Alain de Botton doesn’t tackle the problem of finding common ground between religious and secular beliefs in the search for what happens after death. Instead, he talks about what society stands to lose as we become more secular, and how we might incorporate religious ways of thinking and living as a means to make our lives more considerate, empathetic and hopeful.
He first talks about community, which immediately won me over. This has always seemed to me to be our greatest loss as the community church has faded away. Spending time with your neighbours as part of some kind of regular ritual makes it awfully hard to be a dick and pick a fight over a tree or fence line, or to hold a grudge the next time you have to hang out with them at the weekly social.
This leads to kindness, which in religion is arguably brought about through repetition and role models promoting forgiveness, patience and charity. I don’t believe there is an over-abundance of these traits in today’s world, although attempts are made through initiatives like the “Random Acts of Kindness”. The trouble is that we need to be more patient and forgiving people we know through specific and non-random kindnesses, and the question is how do we elevate these characteristics in a world that idolizes the wealthy and famous over the thoughtful and kind?
De Botton has several other interesting perspectives. In the areas of Education and Art, he promotes a concept of shifting the focus of curriculums and exhibits from pillars (“math”, “humanities”, “18th century masters”) to horizontal abstractions around life-needs such as “forgiveness”, “death”, “love” and so on. I actually love this idea! Imagine what an art gallery would be like if you could learn how artists across time dealt with depression, or, in another gallery, joy?
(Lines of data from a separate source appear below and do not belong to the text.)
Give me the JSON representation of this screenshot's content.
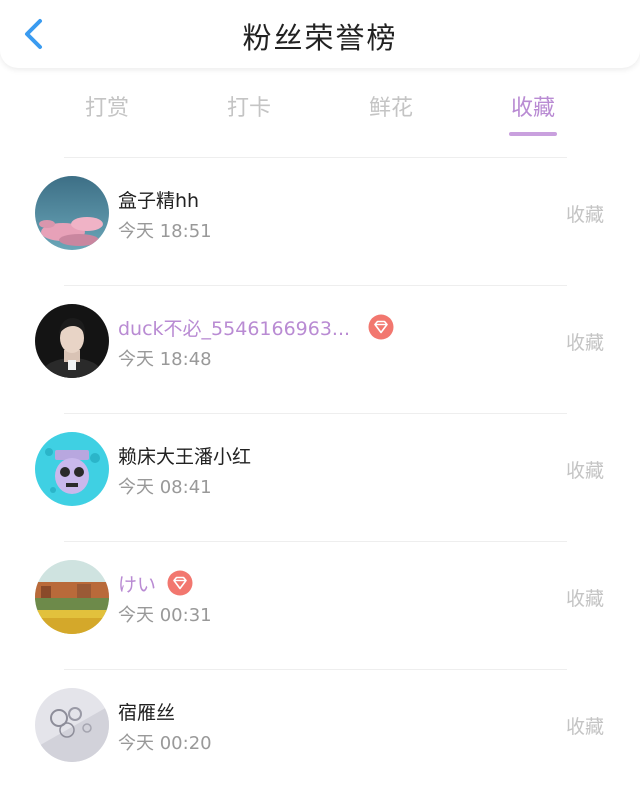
{
  "header": {
    "title": "粉丝荣誉榜",
    "back_icon": "chevron-left-icon"
  },
  "tabs": [
    {
      "label": "打赏",
      "active": false
    },
    {
      "label": "打卡",
      "active": false
    },
    {
      "label": "鲜花",
      "active": false
    },
    {
      "label": "收藏",
      "active": true
    }
  ],
  "colors": {
    "accent": "#b98bd3",
    "back_icon": "#3a9bf0",
    "gem_badge": "#f2776f"
  },
  "fans": [
    {
      "name": "盒子精hh",
      "time": "今天 18:51",
      "action": "收藏",
      "vip": false,
      "avatar": "sky-clouds"
    },
    {
      "name": "duck不必_5546166963...",
      "time": "今天 18:48",
      "action": "收藏",
      "vip": true,
      "avatar": "portrait-dark"
    },
    {
      "name": "赖床大王潘小红",
      "time": "今天 08:41",
      "action": "收藏",
      "vip": false,
      "avatar": "cartoon-cyan"
    },
    {
      "name": "けい",
      "time": "今天 00:31",
      "action": "收藏",
      "vip": true,
      "avatar": "landscape-field"
    },
    {
      "name": "宿雁丝",
      "time": "今天 00:20",
      "action": "收藏",
      "vip": false,
      "avatar": "white-lace"
    }
  ]
}
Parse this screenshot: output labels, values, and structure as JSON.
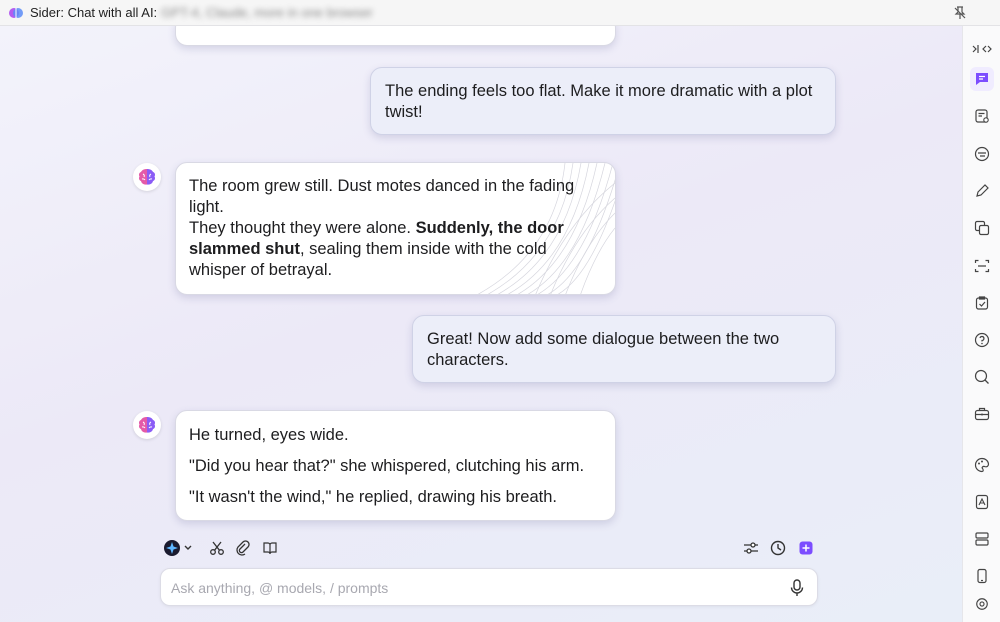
{
  "window": {
    "title": "Sider: Chat with all AI:",
    "title_obscured": "GPT-4, Claude, more in one browser"
  },
  "messages": [
    {
      "role": "user",
      "text": "The ending feels too flat. Make it more dramatic with a plot twist!"
    },
    {
      "role": "assistant",
      "line1": "The room grew still. Dust motes danced in the fading light.",
      "line2_pre": "They thought they were alone. ",
      "line2_bold": "Suddenly, the door slammed shut",
      "line2_post": ", sealing them inside with the cold whisper of betrayal."
    },
    {
      "role": "user",
      "text": "Great! Now add some dialogue between the two characters."
    },
    {
      "role": "assistant",
      "paragraphs": [
        "He turned, eyes wide.",
        "\"Did you hear that?\" she whispered, clutching his arm.",
        "\"It wasn't the wind,\" he replied, drawing his breath."
      ]
    }
  ],
  "composer": {
    "placeholder": "Ask anything, @ models, / prompts",
    "value": ""
  },
  "colors": {
    "accent": "#7c4dff",
    "bubble_user": "#eceef9",
    "bubble_assistant": "#ffffff"
  },
  "toolbar_icons": [
    "model-selector-icon",
    "scissors-icon",
    "attach-icon",
    "book-icon",
    "settings-sliders-icon",
    "history-icon",
    "new-chat-icon"
  ],
  "sidebar_icons": [
    "collapse-icon",
    "chat-icon",
    "file-chat-icon",
    "translate-icon",
    "write-icon",
    "image-icon",
    "scan-icon",
    "checklist-icon",
    "help-icon",
    "search-icon",
    "toolbox-icon",
    "palette-icon",
    "pdf-icon",
    "layout-icon",
    "phone-icon",
    "target-icon"
  ]
}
The book continues with thought-provoking insights around tenderness and the need for comfort, perspective and the relief of accepting our insignificance, and pessimism which brings expectations more in line with reality. (He does drift up against the adage that if you expect the worst you are never disappointed, and on this point I disagree because, hey! What kind of life is that? A little optimism seems like an okay thing to me.)
Am I more religious for having read this book? No. Am I less dismissive of the potential benefits of religious rituals? Yes. Do I have a new way of thinking about what happens after death? Unfortunately no, but I’m still looking.
Rating: Buy it. There’s lots here worth revisiting.